Ne nous en moquons point : nous nous laissons séduire
Sur aussi peu de fondement ;
Et chacun croit fort aisément
Ce qu’il craint et ce qu’il désire.

  AL-IBSHÎHÎ (1388-1446, XIV°-XV° Siècle)
1- La souris du logis et la souris du désert.
On raconte que la souris du logis vit la souris du désert dans la gêne et la peine ; elle lui dit :
-« Que fais-tu ici ? viens avec moi au logis car il y a toutes sortes d’opulence et d’abondance ». Alors la souris du désert
vint avec elle.
Mais voici que le propriétaire du logis qu’elle habitait lui tendit un piège, constitué par une brique au-dessous de laquelle il avait placé un bout de graisse.

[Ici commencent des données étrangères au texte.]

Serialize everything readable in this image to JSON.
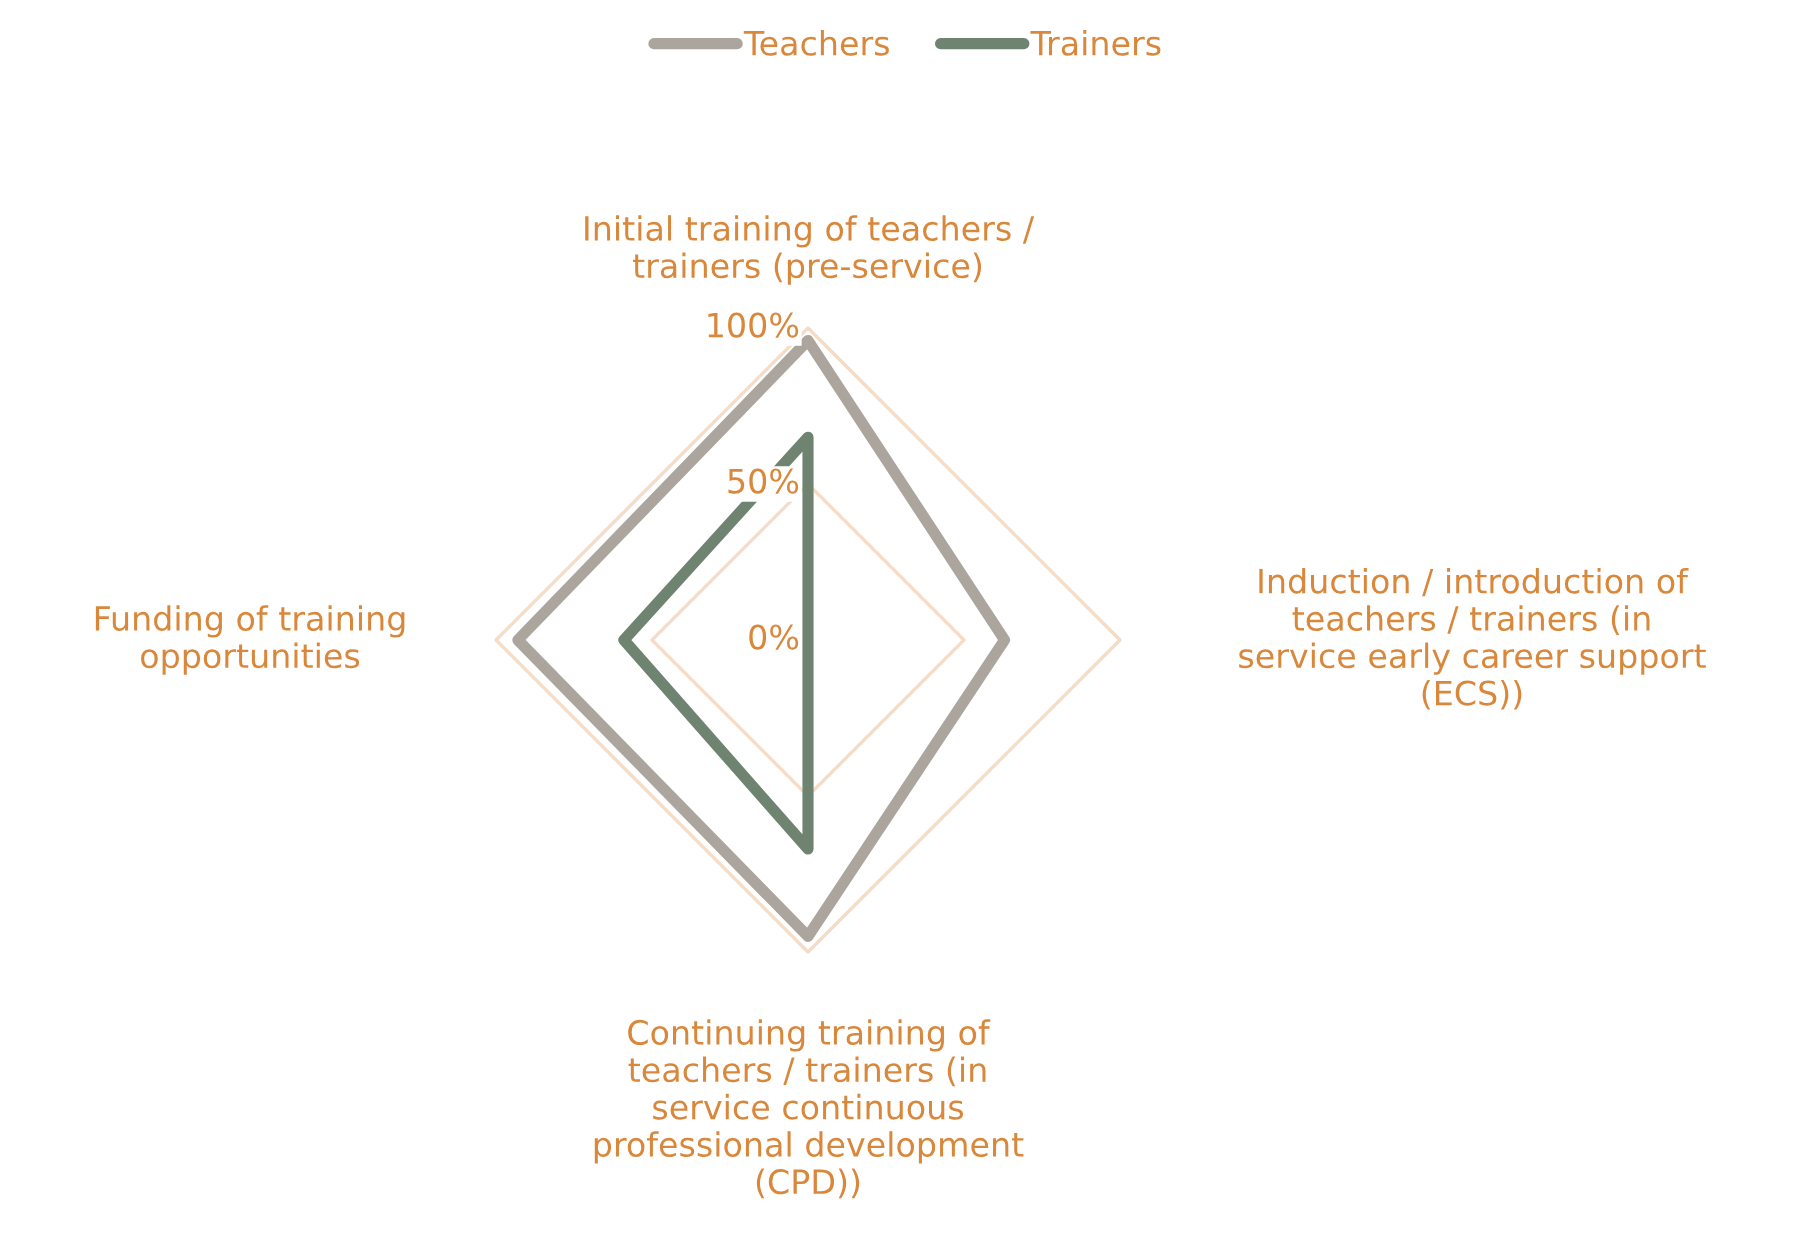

Elle se précipita pour prendre le gras, la brique lui tomba dessus et l’écrasa. La souris des champs s’enfuit, hochant la tête et, étonnée, elle dit :
-« Certes, je vois une grande abondance, mais aussi une grande affliction ; par conséquent, la santé avec la pauvreté me sont plus douces que la richesse qui conduit à ma perte. »  Puis elle s’enfuit vers le désert.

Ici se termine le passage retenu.